Another “astropreneur” is Microsoft co-founder and space enthusiast Paul Allen, who is bankrolling the design of the largest plane ever built—with a wingspan of 385 feet—to use as an aerial launchpad for satellites and spacecraft. British magnate Richard Branson is the leading apostle of space tourism, who bills his Virgin Galactic company as “the world’s first commercial spaceline.” When Branson developed an eight-passenger “spaceplane”—dubbed SpaceShipTwo—some 700 people paid up to $250,000 in advance to book future flights. But a 2014 test crash destroyed the only existing spacecraft, killing the pilot and prompting a shaken Branson to suspend operations. He’s now back in the game, rigorously testing a new spaceplane nicknamed Unity.
Is space travel safe for civilians?
No one yet knows. For that reason, there is a heated debate over whether private space flight should be tightly regulated. The Republican-led Congress has essentially granted the new industry a grace period while it works through its growing pains. Last year lawmakers passed the Space Act, which restricts the FAA from regulating private space companies until at least 2024. “Everybody is walking into unknown territory, and it’s difficult to regulate something you don’t understand fully,” says Michael Listner of the think tank Space Law and Policy Solutions. Skeptics think that approach is foolish and irresponsible. “When the inevitable accident with significant loss of life occurs,” says Rep. Eddie Bernice Johnson (D-Texas), “the American public will look back on what we are doing today and ask how we could be so shortsighted.”
Who’s winning the private space race?
Musk “is far and away in the lead right now in private rocket development,” says former NASA astronaut Jeffrey Hoffman. SpaceX rockets regularly reach orbital space—Bezos hasn’t made that giant leap, which requires far more power and sophistication than his straight up, straight down New Shepards have shown. By year’s end, Musk hopes to unveil Falcon Heavy, his most massive booster rocket yet, designed to launch capsules to Mars. But Bezos is working to catch up—in June, Seattle-based Blue Origin broke ground on a new reusable-rocket factory in Florida. Unlike Musk, he dreams not just of landing people on Mars, but also of relocating energy-intensive heavy industry there. His goal: “to save Earth” from pollution and global warming. Eventually, Bezos predicts, “Earth will be zoned residential and light industrial.”

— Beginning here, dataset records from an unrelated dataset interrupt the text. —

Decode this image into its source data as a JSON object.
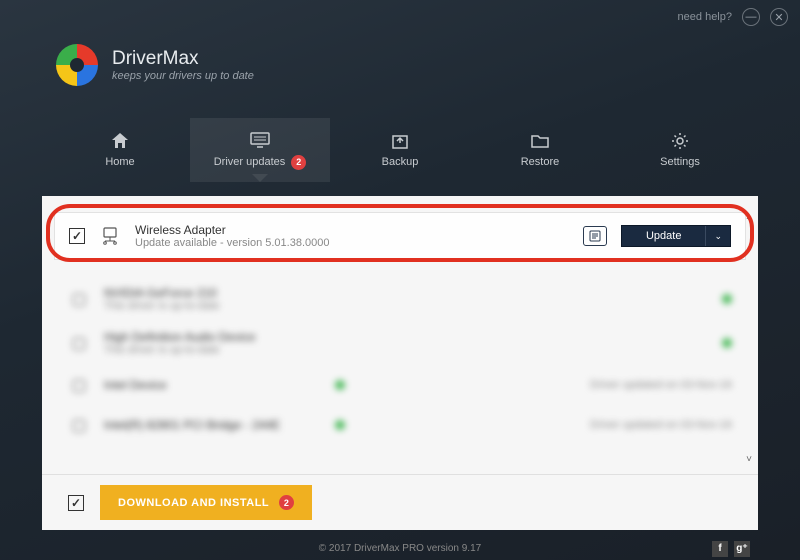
{
  "titlebar": {
    "help_label": "need help?"
  },
  "brand": {
    "title": "DriverMax",
    "tagline": "keeps your drivers up to date"
  },
  "nav": {
    "items": [
      {
        "label": "Home"
      },
      {
        "label": "Driver updates",
        "badge": "2",
        "active": true
      },
      {
        "label": "Backup"
      },
      {
        "label": "Restore"
      },
      {
        "label": "Settings"
      }
    ]
  },
  "drivers": {
    "highlighted": {
      "name": "Wireless Adapter",
      "sub": "Update available - version 5.01.38.0000",
      "update_label": "Update"
    },
    "others": [
      {
        "name": "NVIDIA GeForce 210",
        "sub": "This driver is up-to-date"
      },
      {
        "name": "High Definition Audio Device",
        "sub": "This driver is up-to-date"
      },
      {
        "name": "Intel Device",
        "sub": "",
        "right": "Driver updated on 03-Nov-16"
      },
      {
        "name": "Intel(R) 82801 PCI Bridge - 244E",
        "sub": "",
        "right": "Driver updated on 03-Nov-16"
      }
    ]
  },
  "footer_action": {
    "download_label": "DOWNLOAD AND INSTALL",
    "badge": "2"
  },
  "footer": {
    "copyright": "© 2017 DriverMax PRO version 9.17"
  }
}
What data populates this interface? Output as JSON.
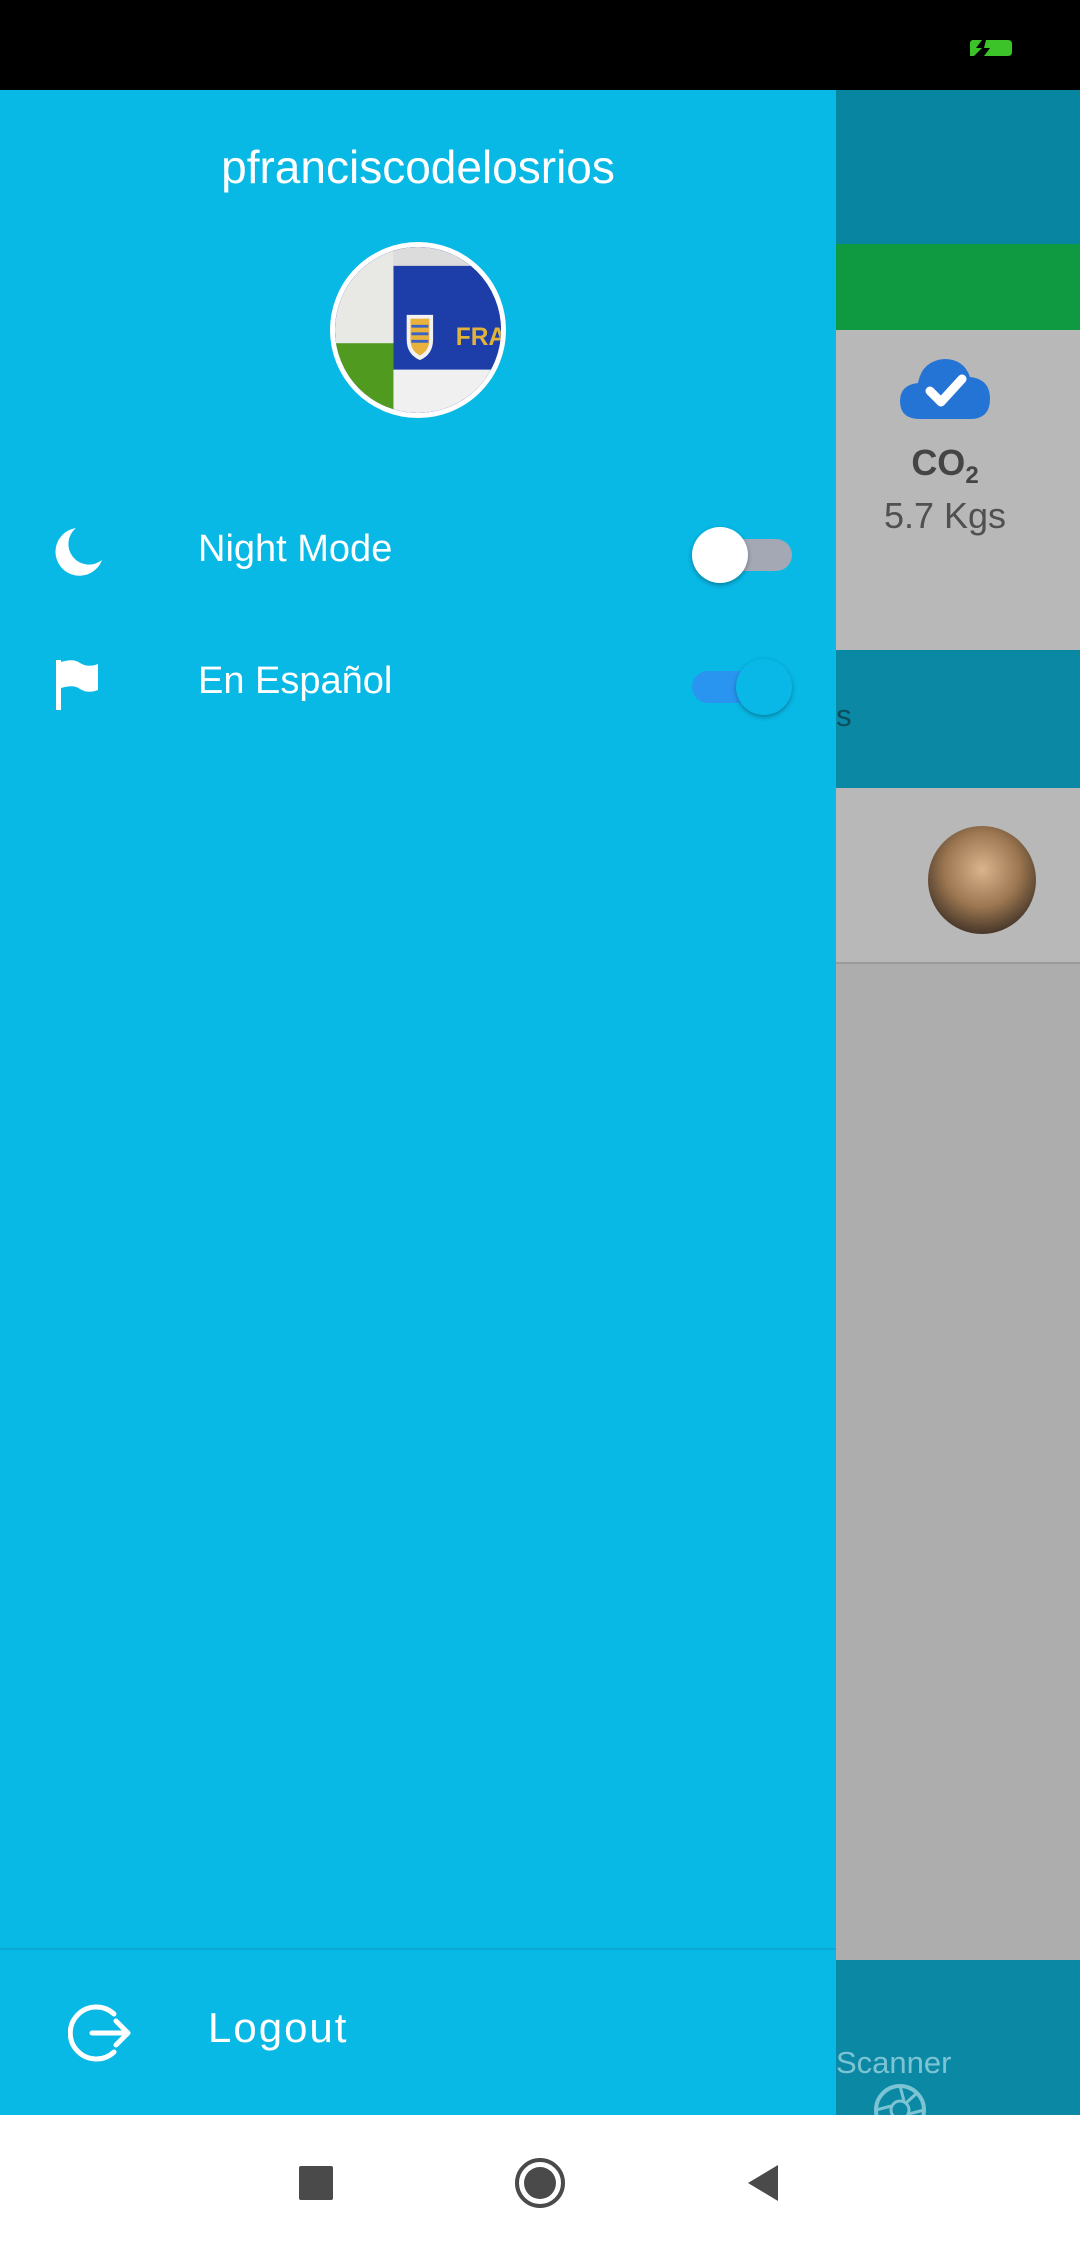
{
  "drawer": {
    "username": "pfranciscodelosrios",
    "avatar_icon": "profile-photo",
    "avatar_text": "FRA",
    "items": [
      {
        "icon": "moon-icon",
        "label": "Night Mode",
        "toggle_on": false
      },
      {
        "icon": "flag-icon",
        "label": "En Español",
        "toggle_on": true
      }
    ],
    "logout": {
      "icon": "logout-icon",
      "label": "Logout"
    }
  },
  "background": {
    "co2_label": "CO",
    "co2_sub": "2",
    "co2_value": "5.7 Kgs",
    "tab_text": "sers",
    "bottom_nav_label": "Scanner"
  },
  "colors": {
    "drawer": "#08b8e5",
    "toggle_on_track": "#2a95f0",
    "toggle_off_track": "#a3a8b4"
  }
}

A very personal competition
In true 21st-century fashion, the Musk-Bezos rivalry sometimes devolves into Twitter trash talk. After Bezos sent a New Shepard into space and re-landed it, he used his first-ever tweet to boast: “The rarest of beasts, a used rocket.” Musk shot back, “not quite the rarest,” pointing out that SpaceX had already landed rockets after short test flights. When Musk later re-landed his own booster rocket, Bezos tweeted “Welcome to the club!”—widely seen as a backhanded compliment. Musk fumed, noting that unlike Bezos’ New Shepard, his Falcon 9 is powerful enough to orbit Earth. But as the moguls struggle to get their large ambitions off the ground, they may be developing a grudging appreciation for each other’s efforts. “Impressive launch!” Bezos tweeted, sans snark, after a more recent SpaceX effort. Musk simply replied, “Thanks Jeff.”